There is an online validation tool based on MDHT (http://cdatools.org/validation/). A MIF based validation tool for the Eclipes platform can be found via (http://hl7book.net/index.php?title=Eclipse_Instance_Editor).
Persistence
The CDA standard contains a number of requirements when it comes to the persistence of CDA documents. One of the requirements is that one should be able to reproduce the exact same XML instance which was originally received. In a relational database this requires that one stores the CDA document as a blob; in a native XML database .
If one uses class generator it is recommended that one uses a ORM (Object-Relational Mapper) toolkit to persist the data as present in the CDA instance. The CDA document is 'shredded' into its constituent data components. If data is extracted from a CDA document one should ensure that the relationship between the data and its source document is persisted as well - it could be that document (as a whole) is replaced or nullified at a later point in time, in which case one should also have the ability to designate the data as either nullified or replaced.
Summary and Recommendations
The diagram below shows the relationships between the various artefacts touched upon in this whitepaper. A CDA document has to conform to the requirements as defined in an CDA Implementation Guide. It has to conform to both the formal CDA class model as well as the templates. The CDA class model can be expressed in either MIF, or derived formats such as UML or XML schema. Templates can be expressed in Schematron, or in OCL, or in MIF with OCL annotations. The actual validation of CDA instances is based on the expressions of the CDA class model and the applicable templates.
The use of XML techniques leads to the creation of CDA documents that are not valid instances of the CDA standard. If one is forced to solely rely on XML techniques one should pay particular attention to the HL7 version 3 data types and coding systems. Those are areas that mostly lead to issues because of the lack of expressivity/richness of the XML schema language.

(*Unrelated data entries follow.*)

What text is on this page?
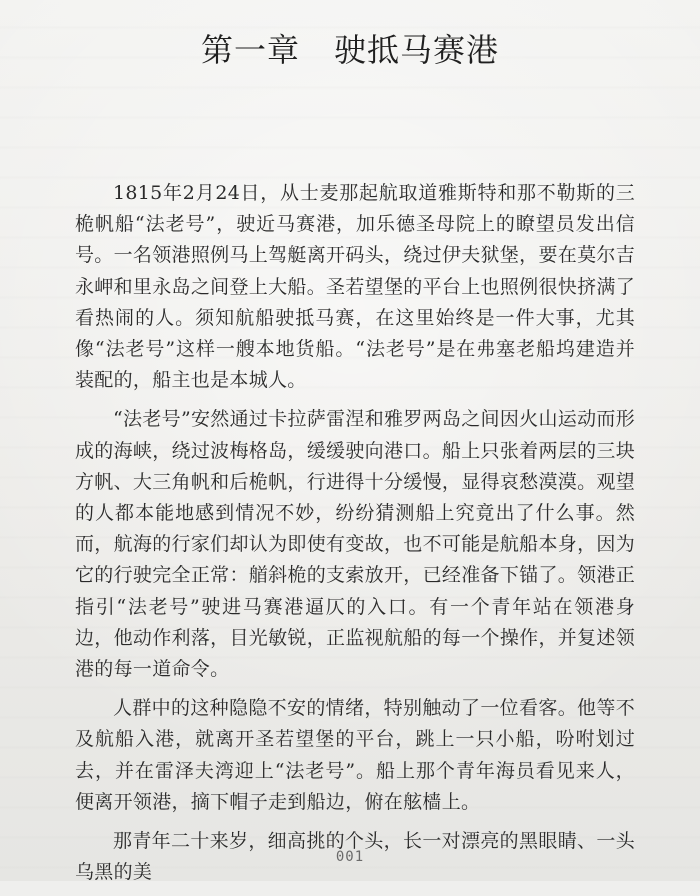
第一章 驶抵马赛港

1815年2月24日，从士麦那起航取道雅斯特和那不勒斯的三桅帆船“法老号”，驶近马赛港，加乐德圣母院上的瞭望员发出信号。一名领港照例马上驾艇离开码头，绕过伊夫狱堡，要在莫尔吉永岬和里永岛之间登上大船。圣若望堡的平台上也照例很快挤满了看热闹的人。须知航船驶抵马赛，在这里始终是一件大事，尤其像“法老号”这样一艘本地货船。“法老号”是在弗塞老船坞建造并装配的，船主也是本城人。

“法老号”安然通过卡拉萨雷涅和雅罗两岛之间因火山运动而形成的海峡，绕过波梅格岛，缓缓驶向港口。船上只张着两层的三块方帆、大三角帆和后桅帆，行进得十分缓慢，显得哀愁漠漠。观望的人都本能地感到情况不妙，纷纷猜测船上究竟出了什么事。然而，航海的行家们却认为即使有变故，也不可能是航船本身，因为它的行驶完全正常：艏斜桅的支索放开，已经准备下锚了。领港正指引“法老号”驶进马赛港逼仄的入口。有一个青年站在领港身边，他动作利落，目光敏锐，正监视航船的每一个操作，并复述领港的每一道命令。

人群中的这种隐隐不安的情绪，特别触动了一位看客。他等不及航船入港，就离开圣若望堡的平台，跳上一只小船，吩咐划过去，并在雷泽夫湾迎上“法老号”。船上那个青年海员看见来人，便离开领港，摘下帽子走到船边，俯在舷樯上。

那青年二十来岁，细高挑的个头，长一对漂亮的黑眼睛、一头乌黑的美

001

Sources at two of the organizations responsible for online validation tools confirm the above: if they were to develop such a tool from scratch they would not base it on XMl techniques. The current online tools produce too many false positives - documents which are erroneously declared to be valid CDA instances. The management of templates in the form of a set of Schematron files is also reported to be problematic.
A software application will have to based on the CDA class model if one wishes to ensure that one creates valid CDA instances. Applications that are based on teh CDA XML schema can't guarantee that the documents are valid CDA instances. The MDHT tool is currently the best tool available to support the creation of CDA model based application development. MDHT also offers support for the management and validation of templates.
Footnotes
- On the use of empty XML elements (<element/>): in certain rather exotic circumstances empty XML elements may occur in HL7 version 3 instances. For example: if a model were to have a mandatory participation linked to a Role which has no required/mandatory attributes the Role could be present in the instance as an empty XML element. The CDA model doesn't contain any such requirements; a particular exotic CDA template could have this type of requirement as well, resulting in an empty XML element. The statement by the authors of this white paper that "no v3 instance SHALL contain an empty XML element" leads to a lot less "false positives" and a very small number of "false negatives".